How do dive shops make money on courses when margins are tight?
Rarely on the entry-level course alone. Open Water is often priced close to cost to bring divers through the door, and the profit comes from what follows: gear sales, the next certification, fun dives, and trips. Shops that treat the first course as the start of a relationship rather than a one-off transaction do better than shops that try to squeeze a big margin out of Open Water and then never see the diver again. Packages and a clear certification ladder are how you turn that first course into a second and a third.
Is it worth offering course packages?
Usually yes. A package that combines Open Water and Advanced, or a course with gear and a few fun dives, raises the average sale and gives the diver a reason to commit to more at once. The diver feels they are getting better value than buying each piece separately, and you lock in future bookings you might otherwise have to win again later. Keep packages simple and named so a diver can understand the offer at a glance rather than working through a price list.
Should private courses cost more than group courses?

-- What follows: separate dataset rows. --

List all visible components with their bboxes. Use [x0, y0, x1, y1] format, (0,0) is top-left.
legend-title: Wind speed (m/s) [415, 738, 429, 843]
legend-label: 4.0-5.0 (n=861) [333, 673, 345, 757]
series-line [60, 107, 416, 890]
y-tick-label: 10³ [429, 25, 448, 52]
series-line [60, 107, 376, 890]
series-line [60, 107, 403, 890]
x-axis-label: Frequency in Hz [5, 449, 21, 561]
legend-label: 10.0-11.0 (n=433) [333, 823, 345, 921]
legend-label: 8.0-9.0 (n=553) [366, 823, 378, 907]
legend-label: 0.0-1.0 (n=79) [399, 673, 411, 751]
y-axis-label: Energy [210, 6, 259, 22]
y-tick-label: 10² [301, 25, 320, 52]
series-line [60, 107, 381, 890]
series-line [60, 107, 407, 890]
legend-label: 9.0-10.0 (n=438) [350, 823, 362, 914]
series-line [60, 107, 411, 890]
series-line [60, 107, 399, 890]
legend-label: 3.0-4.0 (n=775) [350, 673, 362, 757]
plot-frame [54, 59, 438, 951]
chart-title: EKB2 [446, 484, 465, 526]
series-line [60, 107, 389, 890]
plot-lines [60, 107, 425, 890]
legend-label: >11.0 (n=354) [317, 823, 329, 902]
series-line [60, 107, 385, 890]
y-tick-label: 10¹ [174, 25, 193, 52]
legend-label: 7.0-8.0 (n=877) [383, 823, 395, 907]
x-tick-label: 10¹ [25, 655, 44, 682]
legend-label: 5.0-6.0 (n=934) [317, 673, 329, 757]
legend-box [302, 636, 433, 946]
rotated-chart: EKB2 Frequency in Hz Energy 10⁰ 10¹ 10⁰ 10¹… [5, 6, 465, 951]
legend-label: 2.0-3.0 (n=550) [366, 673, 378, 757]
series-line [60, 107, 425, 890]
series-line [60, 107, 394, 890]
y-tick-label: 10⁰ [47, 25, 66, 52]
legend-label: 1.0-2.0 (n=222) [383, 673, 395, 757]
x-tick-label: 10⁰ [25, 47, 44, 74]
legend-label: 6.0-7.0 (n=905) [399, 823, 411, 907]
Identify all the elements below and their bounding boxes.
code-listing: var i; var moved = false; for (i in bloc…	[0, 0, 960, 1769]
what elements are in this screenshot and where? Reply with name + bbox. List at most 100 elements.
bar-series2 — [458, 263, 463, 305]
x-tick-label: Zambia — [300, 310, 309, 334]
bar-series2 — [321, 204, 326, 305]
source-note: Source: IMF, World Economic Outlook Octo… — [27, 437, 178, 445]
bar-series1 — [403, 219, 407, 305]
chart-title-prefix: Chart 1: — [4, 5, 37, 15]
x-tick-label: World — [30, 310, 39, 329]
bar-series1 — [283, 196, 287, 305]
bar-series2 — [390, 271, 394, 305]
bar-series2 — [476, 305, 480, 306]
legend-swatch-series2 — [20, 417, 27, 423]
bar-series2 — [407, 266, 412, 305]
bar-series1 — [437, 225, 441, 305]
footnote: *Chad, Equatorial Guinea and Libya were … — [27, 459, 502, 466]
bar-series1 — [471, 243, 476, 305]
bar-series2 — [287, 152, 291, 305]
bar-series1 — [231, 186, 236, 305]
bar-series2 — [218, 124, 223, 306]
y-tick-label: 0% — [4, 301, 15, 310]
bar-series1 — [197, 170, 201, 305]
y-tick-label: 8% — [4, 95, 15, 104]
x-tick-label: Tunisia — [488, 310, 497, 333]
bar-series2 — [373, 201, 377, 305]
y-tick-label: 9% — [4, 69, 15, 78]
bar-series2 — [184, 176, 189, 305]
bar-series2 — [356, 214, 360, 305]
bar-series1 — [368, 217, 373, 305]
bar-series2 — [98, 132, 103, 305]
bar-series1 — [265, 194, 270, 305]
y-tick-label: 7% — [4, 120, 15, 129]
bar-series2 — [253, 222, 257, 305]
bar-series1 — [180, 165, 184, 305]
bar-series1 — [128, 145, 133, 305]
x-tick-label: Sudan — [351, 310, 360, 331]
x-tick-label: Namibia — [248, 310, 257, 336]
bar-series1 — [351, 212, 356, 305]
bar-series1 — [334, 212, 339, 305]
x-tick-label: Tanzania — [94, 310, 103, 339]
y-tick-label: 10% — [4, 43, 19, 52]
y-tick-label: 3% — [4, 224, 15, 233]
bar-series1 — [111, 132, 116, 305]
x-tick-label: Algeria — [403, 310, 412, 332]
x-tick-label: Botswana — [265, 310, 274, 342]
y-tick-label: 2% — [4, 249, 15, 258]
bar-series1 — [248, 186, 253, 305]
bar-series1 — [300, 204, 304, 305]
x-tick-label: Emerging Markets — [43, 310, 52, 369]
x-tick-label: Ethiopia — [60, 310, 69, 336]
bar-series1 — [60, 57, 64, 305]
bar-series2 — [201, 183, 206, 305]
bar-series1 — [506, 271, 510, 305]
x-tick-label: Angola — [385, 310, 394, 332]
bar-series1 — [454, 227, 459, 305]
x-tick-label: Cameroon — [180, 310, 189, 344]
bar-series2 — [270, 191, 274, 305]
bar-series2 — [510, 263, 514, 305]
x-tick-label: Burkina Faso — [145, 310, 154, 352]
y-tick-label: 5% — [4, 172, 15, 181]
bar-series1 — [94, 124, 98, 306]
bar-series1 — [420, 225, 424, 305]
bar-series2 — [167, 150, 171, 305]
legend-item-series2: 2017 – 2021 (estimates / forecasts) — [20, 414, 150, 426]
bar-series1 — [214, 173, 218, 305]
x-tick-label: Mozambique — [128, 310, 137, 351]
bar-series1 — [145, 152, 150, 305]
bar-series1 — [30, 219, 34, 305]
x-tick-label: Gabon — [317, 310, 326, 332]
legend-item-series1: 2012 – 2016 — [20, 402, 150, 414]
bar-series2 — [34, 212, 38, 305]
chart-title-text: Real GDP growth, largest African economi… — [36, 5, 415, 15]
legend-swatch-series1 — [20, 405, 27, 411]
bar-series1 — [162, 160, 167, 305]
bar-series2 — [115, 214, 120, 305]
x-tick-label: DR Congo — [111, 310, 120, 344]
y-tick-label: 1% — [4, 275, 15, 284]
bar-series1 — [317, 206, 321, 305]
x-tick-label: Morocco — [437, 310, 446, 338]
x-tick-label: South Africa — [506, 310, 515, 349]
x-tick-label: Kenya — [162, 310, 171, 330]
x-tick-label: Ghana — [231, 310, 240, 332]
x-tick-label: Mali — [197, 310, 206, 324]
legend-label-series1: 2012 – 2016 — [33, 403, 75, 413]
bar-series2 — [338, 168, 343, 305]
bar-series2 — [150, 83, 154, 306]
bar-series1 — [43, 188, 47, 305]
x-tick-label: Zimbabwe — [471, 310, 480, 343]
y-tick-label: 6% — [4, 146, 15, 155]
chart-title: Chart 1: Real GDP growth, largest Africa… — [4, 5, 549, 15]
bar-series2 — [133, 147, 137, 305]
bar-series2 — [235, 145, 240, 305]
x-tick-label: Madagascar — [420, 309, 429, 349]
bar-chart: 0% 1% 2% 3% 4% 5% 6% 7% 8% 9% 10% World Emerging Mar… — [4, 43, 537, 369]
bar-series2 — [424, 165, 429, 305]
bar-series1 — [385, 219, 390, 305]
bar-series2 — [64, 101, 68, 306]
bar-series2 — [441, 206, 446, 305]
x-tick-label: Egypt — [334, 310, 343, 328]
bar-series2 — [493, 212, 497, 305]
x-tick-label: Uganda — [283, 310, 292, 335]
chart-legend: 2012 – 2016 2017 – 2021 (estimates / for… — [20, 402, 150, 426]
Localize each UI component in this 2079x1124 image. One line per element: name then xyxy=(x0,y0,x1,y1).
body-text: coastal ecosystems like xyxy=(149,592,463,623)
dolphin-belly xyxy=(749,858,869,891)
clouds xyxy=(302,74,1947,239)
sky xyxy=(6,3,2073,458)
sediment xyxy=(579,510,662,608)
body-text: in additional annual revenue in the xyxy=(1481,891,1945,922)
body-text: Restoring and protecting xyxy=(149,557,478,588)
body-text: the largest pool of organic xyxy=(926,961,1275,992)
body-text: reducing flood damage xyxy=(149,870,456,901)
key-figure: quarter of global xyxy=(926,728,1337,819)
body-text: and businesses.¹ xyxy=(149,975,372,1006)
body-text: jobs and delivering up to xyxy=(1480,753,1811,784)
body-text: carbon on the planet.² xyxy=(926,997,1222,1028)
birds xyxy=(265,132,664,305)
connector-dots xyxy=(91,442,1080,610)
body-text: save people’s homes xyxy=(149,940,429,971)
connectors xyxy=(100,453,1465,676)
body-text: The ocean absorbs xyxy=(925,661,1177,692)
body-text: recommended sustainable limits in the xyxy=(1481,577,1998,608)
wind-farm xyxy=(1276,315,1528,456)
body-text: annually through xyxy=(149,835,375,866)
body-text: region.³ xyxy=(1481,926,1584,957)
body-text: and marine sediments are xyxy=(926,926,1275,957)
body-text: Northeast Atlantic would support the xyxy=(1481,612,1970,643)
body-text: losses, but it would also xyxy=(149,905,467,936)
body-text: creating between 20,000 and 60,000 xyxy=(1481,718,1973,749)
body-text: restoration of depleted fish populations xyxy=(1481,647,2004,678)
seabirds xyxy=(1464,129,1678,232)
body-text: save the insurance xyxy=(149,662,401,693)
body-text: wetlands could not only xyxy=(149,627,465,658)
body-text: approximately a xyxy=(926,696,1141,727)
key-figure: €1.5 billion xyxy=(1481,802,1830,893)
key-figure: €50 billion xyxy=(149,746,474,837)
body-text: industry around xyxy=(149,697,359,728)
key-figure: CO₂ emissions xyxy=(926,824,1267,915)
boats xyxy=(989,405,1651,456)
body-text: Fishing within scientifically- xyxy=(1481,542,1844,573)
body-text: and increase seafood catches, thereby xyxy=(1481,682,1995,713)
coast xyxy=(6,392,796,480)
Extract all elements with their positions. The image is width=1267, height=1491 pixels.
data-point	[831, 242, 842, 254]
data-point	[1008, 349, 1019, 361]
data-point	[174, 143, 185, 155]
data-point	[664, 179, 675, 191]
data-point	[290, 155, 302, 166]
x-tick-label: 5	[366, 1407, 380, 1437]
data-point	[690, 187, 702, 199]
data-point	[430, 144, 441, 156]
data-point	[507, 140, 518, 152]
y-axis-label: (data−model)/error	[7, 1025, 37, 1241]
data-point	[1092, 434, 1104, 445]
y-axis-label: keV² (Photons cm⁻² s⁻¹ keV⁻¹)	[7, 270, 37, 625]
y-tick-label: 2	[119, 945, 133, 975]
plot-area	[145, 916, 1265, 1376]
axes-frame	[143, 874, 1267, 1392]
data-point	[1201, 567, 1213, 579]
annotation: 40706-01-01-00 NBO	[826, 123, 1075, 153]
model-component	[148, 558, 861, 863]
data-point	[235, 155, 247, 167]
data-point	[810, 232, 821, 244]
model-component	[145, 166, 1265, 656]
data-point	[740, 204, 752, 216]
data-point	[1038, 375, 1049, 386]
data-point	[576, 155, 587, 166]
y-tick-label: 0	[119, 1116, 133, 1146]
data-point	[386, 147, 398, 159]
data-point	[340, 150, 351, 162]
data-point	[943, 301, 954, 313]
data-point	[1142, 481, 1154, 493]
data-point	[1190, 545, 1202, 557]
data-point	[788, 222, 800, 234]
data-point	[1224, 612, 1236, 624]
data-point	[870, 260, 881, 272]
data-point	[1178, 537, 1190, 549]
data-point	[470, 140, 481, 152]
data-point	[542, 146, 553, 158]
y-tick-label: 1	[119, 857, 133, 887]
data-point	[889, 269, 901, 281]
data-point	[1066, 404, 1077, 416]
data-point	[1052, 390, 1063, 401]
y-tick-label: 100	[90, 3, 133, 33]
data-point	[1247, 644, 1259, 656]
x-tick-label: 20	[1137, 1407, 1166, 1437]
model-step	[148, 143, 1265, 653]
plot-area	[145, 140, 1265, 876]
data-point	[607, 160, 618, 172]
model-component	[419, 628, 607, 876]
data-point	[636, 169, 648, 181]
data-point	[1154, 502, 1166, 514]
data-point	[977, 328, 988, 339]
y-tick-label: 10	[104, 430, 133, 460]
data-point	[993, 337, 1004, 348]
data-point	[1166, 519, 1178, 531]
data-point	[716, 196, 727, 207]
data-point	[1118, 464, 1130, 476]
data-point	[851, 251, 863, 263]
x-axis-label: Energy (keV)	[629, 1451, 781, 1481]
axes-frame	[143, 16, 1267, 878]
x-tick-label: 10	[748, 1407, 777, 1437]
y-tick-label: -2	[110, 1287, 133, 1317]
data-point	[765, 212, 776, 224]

Yes. A private course ties up an instructor with one or two divers instead of a full group, so the cost per student is far higher and the price should reflect that. Divers who choose private instruction are usually paying for flexibility, pace, and personal attention, and they expect to pay a premium for it. Publish both options clearly so the group price looks like the value choice and the private price captures the divers who want and will pay for one-to-one time.
How can dive shops stop losing time quoting courses by email?
Put the prices online and let divers book. Most course enquiries are the same handful of questions about price, dates, and what is included, and answering them one email at a time is a slow way to sell. A booking system that shows course prices, available dates, and package options — and takes a deposit at checkout — turns those repeat questions into self-service bookings, so staff spend their time teaching instead of typing quotes.